Advanced thermoelectrics at nanoscale: from materials to devices
- Michele Amato (Université Paris Sud, France)
- Stefano Ossicini (University of Modena and Reggio Emilia, Modena, Italy)
- Riccardo Rurali (Institute of Materials Science of Barcelona, Spain)
- Philippe Dollfus ( Institut dElectronique Fondamentale - CNRS, France)
- Gyeong S Hwang (Department of Chemical Engineering, University of Texas, Austin, USA)
The key objective of this interdisciplinary workshop is to identify challenges in modeling and simulation towards a fundamental understanding of charge and heat transport phenomena in advanced thermoelectric materials, devices, and circuits. Even though the great relevance of this research field, both for basic research and technological applications, an international workshop on these topics is still lacking. By bringing the most recent viewpoints together from different research communities (physicists, chemists, and engineers) the role of multiscale modeling across different scales (from atoms to circuits) in uncovering complex thermoelectric phenomena will be directly addressed and exploited.
Leading scientists in this field, both theoreticians and experimentalists, from a wide range of countries (as many as possible), will identify and cover the achieved milestones and outline research efforts in determining the essential science of transport mechanisms. Specific topics and issues that will be carefully considered are:
i) How much physics do we lose within the Single Particle Scattering Approach?
Many theoretical calculations of electronic and thermal transport as well as thermo-power phenomenon in nanoscale materials and devices are based on the approach developed by Landauer often coupled with ground state first-principles methods like Density Functional Theory. Though computationally and conceptually simple, the validity of this approach under particular experimental conditions and for nanoscale junctions is still a hot topic in debate. “Closed system”, “ideal leads” and “ground state” assumptions seems not enough to get deep insight into out of equilibrium and non-linear processes like thermoelectric energy conversion in nanostructures.
ii) How can we include all phonon and electron scattering mechanisms?
Even if most of the studies are based on mean field approximations, in order to get the physics of thermo-power phenomena in nanostructures and devices, all the scattering mechanisms between electrons and phonons should be considered.
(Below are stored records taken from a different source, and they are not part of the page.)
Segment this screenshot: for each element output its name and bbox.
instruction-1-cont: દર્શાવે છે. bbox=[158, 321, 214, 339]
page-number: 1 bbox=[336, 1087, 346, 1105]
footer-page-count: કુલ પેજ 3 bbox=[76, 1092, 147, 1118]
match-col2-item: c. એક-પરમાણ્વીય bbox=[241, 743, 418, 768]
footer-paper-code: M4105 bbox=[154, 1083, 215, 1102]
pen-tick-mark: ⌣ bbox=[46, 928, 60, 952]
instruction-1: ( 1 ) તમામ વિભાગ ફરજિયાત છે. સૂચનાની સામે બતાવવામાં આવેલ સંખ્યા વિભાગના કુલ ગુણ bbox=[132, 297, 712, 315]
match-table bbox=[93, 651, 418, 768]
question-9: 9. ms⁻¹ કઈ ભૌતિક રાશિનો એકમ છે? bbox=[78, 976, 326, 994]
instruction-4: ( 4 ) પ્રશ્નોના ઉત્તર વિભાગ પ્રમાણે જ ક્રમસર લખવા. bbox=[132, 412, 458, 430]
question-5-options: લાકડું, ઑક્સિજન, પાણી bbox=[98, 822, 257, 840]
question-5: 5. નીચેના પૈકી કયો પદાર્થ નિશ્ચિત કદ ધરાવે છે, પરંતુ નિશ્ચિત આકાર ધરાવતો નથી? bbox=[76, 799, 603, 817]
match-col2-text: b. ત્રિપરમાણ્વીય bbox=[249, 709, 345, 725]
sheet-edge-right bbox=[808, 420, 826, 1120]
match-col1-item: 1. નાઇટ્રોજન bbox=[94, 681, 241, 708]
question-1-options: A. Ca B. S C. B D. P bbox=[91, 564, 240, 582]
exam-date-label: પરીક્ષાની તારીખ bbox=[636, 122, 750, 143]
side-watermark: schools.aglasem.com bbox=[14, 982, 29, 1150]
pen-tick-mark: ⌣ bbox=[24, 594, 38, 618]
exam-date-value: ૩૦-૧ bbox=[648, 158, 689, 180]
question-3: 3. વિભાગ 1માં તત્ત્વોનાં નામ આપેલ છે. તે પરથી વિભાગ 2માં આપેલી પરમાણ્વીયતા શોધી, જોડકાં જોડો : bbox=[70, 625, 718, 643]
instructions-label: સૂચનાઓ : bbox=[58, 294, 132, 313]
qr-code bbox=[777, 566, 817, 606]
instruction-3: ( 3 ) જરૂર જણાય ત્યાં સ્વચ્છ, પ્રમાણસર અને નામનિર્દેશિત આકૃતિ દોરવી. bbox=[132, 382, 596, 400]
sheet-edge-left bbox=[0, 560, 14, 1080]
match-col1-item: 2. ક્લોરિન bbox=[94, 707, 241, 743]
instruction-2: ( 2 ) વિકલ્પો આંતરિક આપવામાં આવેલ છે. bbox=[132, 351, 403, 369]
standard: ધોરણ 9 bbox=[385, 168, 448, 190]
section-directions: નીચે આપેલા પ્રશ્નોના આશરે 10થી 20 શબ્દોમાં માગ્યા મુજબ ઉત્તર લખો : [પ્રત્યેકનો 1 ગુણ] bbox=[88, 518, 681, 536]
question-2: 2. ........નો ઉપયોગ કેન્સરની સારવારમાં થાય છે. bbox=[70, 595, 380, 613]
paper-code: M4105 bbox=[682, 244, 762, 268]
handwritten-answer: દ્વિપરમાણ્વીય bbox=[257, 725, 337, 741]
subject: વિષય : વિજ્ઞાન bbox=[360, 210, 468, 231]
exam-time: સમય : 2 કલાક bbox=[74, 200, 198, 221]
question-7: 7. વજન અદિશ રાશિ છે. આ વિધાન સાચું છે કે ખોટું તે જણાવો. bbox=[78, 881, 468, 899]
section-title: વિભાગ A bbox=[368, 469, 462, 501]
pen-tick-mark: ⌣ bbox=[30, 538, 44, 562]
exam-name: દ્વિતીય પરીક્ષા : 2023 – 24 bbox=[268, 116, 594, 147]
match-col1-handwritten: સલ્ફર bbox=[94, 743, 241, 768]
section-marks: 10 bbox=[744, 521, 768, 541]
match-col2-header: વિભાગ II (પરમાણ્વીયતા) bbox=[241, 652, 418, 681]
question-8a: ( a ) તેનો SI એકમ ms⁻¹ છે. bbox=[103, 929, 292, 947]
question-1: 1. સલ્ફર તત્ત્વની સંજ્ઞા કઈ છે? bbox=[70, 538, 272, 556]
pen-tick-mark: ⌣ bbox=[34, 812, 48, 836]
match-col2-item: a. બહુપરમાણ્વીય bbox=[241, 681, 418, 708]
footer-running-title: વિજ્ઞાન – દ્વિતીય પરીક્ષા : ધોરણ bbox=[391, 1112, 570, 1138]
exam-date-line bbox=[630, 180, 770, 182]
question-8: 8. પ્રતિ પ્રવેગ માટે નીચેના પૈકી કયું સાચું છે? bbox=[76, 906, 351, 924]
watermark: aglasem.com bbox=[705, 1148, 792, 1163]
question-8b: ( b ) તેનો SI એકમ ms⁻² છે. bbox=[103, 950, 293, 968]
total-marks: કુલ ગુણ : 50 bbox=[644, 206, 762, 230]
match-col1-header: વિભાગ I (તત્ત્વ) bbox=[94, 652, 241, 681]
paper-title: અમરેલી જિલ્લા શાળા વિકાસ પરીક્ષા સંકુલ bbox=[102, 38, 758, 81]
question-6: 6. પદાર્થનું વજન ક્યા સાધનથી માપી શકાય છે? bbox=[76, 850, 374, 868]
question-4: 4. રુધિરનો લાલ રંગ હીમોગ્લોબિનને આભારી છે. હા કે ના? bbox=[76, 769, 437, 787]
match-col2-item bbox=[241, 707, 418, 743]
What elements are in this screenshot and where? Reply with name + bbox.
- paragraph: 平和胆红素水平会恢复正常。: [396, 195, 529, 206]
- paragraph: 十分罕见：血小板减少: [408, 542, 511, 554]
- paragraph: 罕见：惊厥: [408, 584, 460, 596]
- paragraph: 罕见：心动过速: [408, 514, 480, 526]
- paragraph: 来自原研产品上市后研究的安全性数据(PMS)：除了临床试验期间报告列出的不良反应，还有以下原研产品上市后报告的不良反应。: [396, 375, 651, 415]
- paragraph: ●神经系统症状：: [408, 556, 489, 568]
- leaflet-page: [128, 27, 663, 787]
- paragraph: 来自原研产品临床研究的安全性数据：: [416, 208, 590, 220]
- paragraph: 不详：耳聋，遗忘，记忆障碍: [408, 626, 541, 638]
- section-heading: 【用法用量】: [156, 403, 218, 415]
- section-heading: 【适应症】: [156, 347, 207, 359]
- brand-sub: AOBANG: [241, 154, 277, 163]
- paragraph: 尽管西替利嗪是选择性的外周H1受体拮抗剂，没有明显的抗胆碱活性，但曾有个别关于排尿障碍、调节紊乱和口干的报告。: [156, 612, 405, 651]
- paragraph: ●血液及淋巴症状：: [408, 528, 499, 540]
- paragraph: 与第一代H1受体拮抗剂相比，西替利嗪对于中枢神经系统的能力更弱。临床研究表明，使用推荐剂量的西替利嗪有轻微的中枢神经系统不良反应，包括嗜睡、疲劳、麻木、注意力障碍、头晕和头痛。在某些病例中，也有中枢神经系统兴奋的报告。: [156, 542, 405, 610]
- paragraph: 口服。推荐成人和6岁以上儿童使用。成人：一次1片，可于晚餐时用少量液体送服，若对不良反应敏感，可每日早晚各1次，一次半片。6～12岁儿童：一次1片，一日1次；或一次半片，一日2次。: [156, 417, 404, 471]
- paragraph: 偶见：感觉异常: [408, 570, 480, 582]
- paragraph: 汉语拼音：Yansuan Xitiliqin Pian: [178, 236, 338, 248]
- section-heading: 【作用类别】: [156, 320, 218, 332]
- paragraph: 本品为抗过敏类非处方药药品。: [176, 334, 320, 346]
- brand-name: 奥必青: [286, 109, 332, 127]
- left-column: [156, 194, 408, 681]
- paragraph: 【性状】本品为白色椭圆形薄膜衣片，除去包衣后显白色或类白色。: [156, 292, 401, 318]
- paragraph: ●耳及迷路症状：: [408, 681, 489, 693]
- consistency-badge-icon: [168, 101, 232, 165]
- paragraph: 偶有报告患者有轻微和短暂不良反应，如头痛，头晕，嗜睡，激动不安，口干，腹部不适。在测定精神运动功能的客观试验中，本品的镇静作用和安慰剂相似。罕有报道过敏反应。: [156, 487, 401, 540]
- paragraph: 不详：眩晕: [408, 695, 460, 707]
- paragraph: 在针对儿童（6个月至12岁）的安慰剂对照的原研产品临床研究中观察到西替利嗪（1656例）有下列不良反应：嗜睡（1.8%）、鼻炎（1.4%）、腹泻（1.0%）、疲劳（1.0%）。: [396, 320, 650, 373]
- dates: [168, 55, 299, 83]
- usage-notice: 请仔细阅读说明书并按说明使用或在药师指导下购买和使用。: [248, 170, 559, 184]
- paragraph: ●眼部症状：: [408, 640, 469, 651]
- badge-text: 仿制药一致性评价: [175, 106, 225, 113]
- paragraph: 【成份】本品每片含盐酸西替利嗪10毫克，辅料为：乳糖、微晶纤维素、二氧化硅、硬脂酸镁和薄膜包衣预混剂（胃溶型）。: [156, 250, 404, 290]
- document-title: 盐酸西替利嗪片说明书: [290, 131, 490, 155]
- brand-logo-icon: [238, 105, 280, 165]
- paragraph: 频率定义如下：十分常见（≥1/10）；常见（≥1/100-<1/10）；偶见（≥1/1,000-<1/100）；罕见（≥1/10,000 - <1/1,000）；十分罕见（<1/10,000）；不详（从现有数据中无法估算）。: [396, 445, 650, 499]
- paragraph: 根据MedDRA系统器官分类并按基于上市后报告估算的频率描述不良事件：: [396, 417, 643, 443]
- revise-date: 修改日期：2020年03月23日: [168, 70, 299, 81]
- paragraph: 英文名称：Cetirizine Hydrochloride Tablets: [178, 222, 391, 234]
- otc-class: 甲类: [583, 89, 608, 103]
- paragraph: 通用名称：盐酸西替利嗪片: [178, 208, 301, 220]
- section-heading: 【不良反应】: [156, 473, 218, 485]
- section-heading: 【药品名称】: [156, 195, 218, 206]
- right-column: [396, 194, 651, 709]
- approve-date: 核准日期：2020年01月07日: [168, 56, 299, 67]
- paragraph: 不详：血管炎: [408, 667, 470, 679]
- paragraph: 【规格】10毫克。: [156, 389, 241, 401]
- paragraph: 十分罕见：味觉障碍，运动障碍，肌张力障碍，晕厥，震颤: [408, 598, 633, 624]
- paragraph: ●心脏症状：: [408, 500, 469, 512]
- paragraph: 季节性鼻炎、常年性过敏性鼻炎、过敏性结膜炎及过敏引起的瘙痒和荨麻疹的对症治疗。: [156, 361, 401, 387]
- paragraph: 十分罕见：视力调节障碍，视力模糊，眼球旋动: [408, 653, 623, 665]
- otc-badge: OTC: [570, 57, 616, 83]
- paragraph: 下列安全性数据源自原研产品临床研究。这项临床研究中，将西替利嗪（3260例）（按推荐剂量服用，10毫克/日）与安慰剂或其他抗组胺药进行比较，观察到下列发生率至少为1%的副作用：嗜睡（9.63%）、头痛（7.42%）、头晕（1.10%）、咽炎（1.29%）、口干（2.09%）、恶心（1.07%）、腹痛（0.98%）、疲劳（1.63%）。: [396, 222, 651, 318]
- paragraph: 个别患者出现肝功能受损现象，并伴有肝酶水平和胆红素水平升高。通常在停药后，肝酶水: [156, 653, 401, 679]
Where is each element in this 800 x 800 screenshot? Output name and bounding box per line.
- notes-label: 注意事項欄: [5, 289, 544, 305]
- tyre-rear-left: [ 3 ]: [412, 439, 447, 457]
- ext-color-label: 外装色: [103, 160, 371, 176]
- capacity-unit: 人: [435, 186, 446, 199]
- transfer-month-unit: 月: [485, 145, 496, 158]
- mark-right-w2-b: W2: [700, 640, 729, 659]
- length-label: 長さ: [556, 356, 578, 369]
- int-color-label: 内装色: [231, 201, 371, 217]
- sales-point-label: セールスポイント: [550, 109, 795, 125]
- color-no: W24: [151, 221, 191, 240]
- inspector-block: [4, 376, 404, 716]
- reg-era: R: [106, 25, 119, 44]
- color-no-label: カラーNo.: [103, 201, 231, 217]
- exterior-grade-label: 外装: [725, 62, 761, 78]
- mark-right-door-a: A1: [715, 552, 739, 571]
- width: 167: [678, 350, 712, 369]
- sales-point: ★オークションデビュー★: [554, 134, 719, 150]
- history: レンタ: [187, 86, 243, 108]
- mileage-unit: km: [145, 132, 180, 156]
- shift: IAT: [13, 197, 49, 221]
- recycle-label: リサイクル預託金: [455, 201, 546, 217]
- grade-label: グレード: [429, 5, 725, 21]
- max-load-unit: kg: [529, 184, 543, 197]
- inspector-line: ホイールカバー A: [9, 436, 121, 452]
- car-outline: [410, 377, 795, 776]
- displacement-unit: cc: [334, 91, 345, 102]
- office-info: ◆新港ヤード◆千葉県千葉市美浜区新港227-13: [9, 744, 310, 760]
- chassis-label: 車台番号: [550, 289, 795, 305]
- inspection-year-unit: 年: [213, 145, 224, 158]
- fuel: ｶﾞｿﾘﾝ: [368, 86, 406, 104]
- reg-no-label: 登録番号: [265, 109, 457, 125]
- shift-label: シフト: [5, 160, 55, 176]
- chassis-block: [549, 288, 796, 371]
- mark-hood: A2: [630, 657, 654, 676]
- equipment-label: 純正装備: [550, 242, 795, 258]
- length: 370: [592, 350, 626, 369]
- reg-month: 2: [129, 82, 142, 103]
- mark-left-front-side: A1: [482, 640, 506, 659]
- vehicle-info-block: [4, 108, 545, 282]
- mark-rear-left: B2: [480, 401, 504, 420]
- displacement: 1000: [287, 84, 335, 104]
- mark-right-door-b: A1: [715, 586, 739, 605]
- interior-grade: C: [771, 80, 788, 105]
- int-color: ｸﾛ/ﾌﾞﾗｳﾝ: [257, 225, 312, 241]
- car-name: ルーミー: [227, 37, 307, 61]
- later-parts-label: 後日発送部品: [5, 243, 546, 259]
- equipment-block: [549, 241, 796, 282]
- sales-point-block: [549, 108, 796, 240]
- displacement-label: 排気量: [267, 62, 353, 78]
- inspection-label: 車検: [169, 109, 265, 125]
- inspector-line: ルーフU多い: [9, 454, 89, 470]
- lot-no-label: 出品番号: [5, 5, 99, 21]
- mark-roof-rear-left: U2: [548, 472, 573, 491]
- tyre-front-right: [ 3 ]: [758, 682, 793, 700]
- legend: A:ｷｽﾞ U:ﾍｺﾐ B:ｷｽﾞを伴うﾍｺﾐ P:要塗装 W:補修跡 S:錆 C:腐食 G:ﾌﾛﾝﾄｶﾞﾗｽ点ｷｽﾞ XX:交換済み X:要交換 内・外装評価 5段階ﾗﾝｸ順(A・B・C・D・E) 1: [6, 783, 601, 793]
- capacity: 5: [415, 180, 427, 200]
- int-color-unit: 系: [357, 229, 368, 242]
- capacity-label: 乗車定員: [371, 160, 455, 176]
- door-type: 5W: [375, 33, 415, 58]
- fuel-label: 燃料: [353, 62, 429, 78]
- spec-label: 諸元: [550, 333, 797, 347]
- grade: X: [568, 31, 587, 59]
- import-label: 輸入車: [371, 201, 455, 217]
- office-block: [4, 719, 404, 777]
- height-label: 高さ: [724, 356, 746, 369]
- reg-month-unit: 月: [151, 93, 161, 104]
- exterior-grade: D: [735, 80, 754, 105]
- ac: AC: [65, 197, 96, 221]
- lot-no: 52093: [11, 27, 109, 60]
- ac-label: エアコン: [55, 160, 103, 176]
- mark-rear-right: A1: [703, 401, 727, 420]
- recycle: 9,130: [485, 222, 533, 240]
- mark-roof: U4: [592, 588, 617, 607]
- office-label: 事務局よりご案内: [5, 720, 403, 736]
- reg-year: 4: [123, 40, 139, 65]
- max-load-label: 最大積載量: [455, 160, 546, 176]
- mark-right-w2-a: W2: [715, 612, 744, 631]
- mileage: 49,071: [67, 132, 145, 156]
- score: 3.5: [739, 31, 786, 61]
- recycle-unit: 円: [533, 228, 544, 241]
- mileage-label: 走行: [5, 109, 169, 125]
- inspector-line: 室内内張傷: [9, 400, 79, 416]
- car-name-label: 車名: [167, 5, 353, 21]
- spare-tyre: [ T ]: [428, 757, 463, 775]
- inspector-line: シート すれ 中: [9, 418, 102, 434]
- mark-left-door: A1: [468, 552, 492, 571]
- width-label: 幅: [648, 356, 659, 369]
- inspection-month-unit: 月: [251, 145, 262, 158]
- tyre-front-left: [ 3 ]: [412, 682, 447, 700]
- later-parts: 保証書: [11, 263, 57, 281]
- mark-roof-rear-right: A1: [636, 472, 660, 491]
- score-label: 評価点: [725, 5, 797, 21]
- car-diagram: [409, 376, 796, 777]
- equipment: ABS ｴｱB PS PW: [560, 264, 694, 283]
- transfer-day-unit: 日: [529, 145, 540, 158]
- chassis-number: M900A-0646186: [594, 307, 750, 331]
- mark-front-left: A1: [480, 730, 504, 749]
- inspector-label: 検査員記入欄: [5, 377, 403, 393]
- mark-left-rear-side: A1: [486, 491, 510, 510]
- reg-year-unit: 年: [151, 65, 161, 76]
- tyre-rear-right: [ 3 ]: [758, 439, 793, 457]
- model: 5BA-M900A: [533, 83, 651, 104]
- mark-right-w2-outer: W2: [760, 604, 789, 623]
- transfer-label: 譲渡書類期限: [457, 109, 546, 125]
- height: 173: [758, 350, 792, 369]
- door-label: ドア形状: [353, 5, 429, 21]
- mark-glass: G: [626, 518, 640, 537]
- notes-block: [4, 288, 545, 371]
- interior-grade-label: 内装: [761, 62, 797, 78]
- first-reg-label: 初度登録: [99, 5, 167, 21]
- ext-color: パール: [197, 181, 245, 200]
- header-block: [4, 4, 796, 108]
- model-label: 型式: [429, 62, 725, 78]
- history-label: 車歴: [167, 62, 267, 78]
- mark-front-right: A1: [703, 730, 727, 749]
Advanced quantum mechanical approaches, like NEGF, Time Dependent DFT or open quantum systems theories, though computationally demanding, can take into account all these many body effects. However, due to the large number of scattering events per unit of volume and unit of time, it seems that the inclusion of all the relevant particle interactions in thermoelectric transport phenomena is still a hard task both from the theoretical and programming point of view.
iii) Which is the best way to couple first principles calculations to larger scale simulations?
Multiscale modeling approaches based on hierarchies of overlapping scales offer the possibility to calculate macroscopic properties from an accurate quantum mechanical perspective. In particular the advent of efficient and accurate quantum mechanical methods (i.e. DFT), the development of new empirical and semi-empirical potentials and the enormous growth of computing power make this possibility concrete and realistic. However, some limitations represent a general barrier to the progress in this field such as i) the current theoretical huge gap between atomistic methods, empirical descriptions and macroscopic models, ii) the absence of an integration of libraries and codes which could span all the scales, from the quantum mechanical to the continuous one, and which include visualization and analysis tools, iii) the lack of a forum of discussion about computational methods, techniques, as well as for novel philosophies of scale coupling and their implementation.
 Mahan, G. D. and Sofo, J. O. Proc. Natl. Acad. Sci. USA 93, 7436 (1996).
 Snyder, G. J. and Toberer, E. S. Nature Mater. 7, 105 (2008).
 Majumdar, A. Science 303, 777 (2004).